Podłączona do domowego komputera o "ślimaczym" łączu nie zdołałam obejrzeć żadnego występu. Zerknęłam tylko na ostateczną klasyfikację generalną.
Cieszy mnie sukces Natalii Piotrowskiej, pilotowanej przez Sasę Sestica, ale największy podziw budzi we mnie tandem: Charlotte Malaval (barista)-Francesco Sanapo (trener). Charlotte, obdarzona "francuskim wdziękiem" i lekkością konsekwentnie posuwa się do przodu. Jej przygotowania do WBC zajęły pewnie cały rok, każdy detal występu miał swój cel a występ pewnie miał Przesłanie, jakąś Ideę Przewodnią.
Obejrzałam wiele takich występów w przeszłości i wiem, że "dobry występ" przypomina "esej populoarnonaukowy" (lub nawet naukowy eksperyment) i musi być w jakimś sensie "odkrywczy". John Gordon z UK skupiał się na psychofizjologii percepcji, na synestezji wrażeń z różnych kanałów zmysłowych a jego występ z fascynującą muzyką w tle przypominał trans hipnotyczny.
Występ Sanapo z roku 2013 rekapitulował "3 fazy oceny espresso" dokonywane przez klienta w barze (Sanapo zauważył, że "przeciętny", statystyczny konsument wypija espresso w "3 łykach" i każdy z nich przynosi inne wrażenia). Dla mnie występ Sanapo nawiązywał do bardzo dobrze mi znanej z przeszłości Włoskiej Szkoły Analizy Sensorycznej, aczkolwiek zupełnie "nie z mojej bajki" jest "koncepcja sensoryczna espresso" wyznawana przez Sanapo: palenie zdecydowanie ciemniejsze, niż np. moje i "gorycz" uznana za nieodłączny atrybut "dobrej filiżanki". Być może rubryczka "taste balans" w formularzu sensorycznym WBC powoduje ciemniejsze palenie na Mistrzostwa Świata przez roasterów..Nie do końca to zrozumiałam. Wiem natomiast i z teorii, i z autopsji, że "taste balans" to subiektywny (a nie "obiektywny" deskryptor) i że co do tego deskryptora nie za bardzo da się jakikolwiek panel testerów "skalibrować"..
Co do "smaku" czy do subiektywnej oceny balansu, kiedyś musiałam kopnąć w łydkę znajomego włoskiego roastera, gdy wypowiedział się nieostrożnie na temat pewnej Pacamary. Zaprowadziłam go na polskie stoisko i pierwszy komentarz był entuzjastyczny: Ma e bella! (to na temat baristki).

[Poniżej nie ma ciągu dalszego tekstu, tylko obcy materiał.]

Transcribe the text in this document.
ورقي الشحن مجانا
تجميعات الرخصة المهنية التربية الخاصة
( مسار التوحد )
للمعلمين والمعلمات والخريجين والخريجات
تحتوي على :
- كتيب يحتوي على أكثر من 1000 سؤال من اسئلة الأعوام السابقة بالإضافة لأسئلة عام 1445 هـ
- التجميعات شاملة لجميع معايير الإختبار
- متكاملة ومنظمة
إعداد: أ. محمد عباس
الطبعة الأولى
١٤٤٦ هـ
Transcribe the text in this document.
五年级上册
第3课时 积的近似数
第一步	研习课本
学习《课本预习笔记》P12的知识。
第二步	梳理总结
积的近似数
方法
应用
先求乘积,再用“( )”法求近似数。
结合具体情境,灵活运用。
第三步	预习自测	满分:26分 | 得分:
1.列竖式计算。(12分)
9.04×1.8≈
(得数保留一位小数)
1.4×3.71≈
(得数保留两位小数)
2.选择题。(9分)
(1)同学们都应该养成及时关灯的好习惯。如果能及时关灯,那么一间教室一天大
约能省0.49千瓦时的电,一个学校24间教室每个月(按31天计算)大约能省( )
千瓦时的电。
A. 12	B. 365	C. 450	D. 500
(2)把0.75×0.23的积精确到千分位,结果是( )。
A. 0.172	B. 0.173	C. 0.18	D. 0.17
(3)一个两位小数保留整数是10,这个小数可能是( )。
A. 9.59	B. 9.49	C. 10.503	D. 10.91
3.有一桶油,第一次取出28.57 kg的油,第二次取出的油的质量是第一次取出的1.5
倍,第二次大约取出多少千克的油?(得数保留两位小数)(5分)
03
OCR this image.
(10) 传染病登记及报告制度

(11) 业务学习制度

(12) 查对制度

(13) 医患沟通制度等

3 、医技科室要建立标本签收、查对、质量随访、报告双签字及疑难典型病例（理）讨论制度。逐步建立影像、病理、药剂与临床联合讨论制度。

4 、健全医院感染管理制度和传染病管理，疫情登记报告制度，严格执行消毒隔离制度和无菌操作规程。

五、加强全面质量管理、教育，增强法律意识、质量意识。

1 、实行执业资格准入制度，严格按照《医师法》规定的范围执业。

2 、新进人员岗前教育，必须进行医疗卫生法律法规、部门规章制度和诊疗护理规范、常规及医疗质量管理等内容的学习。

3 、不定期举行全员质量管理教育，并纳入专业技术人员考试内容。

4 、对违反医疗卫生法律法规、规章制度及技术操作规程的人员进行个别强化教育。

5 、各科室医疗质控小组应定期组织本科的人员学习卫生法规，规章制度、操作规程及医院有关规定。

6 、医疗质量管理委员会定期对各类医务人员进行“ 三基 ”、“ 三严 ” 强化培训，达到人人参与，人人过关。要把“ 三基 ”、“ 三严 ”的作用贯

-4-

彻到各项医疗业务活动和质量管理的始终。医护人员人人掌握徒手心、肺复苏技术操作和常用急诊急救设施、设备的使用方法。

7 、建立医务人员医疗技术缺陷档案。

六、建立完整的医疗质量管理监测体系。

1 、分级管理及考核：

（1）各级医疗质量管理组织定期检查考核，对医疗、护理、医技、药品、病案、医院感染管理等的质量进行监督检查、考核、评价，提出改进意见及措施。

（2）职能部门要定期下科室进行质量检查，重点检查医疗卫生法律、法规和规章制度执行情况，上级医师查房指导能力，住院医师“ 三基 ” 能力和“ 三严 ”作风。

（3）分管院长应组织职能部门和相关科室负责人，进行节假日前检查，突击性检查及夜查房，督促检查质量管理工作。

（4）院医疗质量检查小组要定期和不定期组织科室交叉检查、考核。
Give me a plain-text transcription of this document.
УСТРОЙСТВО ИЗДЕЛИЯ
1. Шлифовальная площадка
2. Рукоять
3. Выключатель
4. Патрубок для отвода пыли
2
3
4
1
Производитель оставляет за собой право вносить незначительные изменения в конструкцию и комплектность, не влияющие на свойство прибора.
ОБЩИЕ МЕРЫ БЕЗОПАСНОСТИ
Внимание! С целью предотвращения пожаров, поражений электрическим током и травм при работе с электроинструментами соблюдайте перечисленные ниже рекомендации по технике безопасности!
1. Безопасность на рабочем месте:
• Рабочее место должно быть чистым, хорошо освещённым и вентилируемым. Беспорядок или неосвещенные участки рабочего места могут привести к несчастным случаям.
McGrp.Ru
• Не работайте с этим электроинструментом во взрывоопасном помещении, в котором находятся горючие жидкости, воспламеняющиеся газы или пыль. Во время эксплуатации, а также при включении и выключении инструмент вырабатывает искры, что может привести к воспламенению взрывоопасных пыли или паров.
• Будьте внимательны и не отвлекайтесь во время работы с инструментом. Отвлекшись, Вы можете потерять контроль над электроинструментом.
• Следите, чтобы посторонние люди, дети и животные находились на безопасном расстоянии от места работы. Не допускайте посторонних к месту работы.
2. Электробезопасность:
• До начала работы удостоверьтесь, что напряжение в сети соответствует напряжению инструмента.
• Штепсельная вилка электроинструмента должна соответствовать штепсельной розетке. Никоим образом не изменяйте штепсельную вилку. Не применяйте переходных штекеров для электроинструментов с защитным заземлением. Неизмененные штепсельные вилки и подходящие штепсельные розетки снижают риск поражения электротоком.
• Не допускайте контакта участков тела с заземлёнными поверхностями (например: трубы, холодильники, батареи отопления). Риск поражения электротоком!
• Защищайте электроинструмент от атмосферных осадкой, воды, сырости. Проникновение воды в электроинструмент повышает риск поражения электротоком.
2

Niestety, wbrew moim prośbom i zaklęciom, Paolo, po skosztowaniu filiżanki , wykrzywił się i wykrzyknął: "Ma e astringente!" (to po skosztowaniu filiżanki..)
Dlaczego baristka była innego zdania nie zauważyła cierpkości przygotowanego przez siebie espresso?
Jej subiektywne odczucie optymalnego balansu dotykowo-smakowego espresso ukształtowane zostało na innych wzorcach. Gdy stale obcujemy z jakimś "modelem jakości" staje się on dla nas obowiązujący. Działa tu pewnego rodzaju imprinting..
W Polsce "espresso" nie należy do ulubionego repertuaru baristów. Mój kolega, znany tester, powiedział kiedyś że "bariści jakoś się zagubili", jakby nie wiedzieli, czego właściwie można szukać (i co można znaleźć w espresso). Ja odbyłam z "espresso" bardzo długą drogę: parzyłam je osobiście przez bardzo wiele lat, zanim jeszcze zdarzyło mi się dotknąć pieca z kawą. Potem "stało się" tak, że espresso przestało być "królową kaw" i był to niejako "oficjalny werdykt"..
Może 34-te miejsce Agnieszki to ważny sygnał, że warto byłoby coś zmienić w stosunku polskiej branży kawowej do espresso???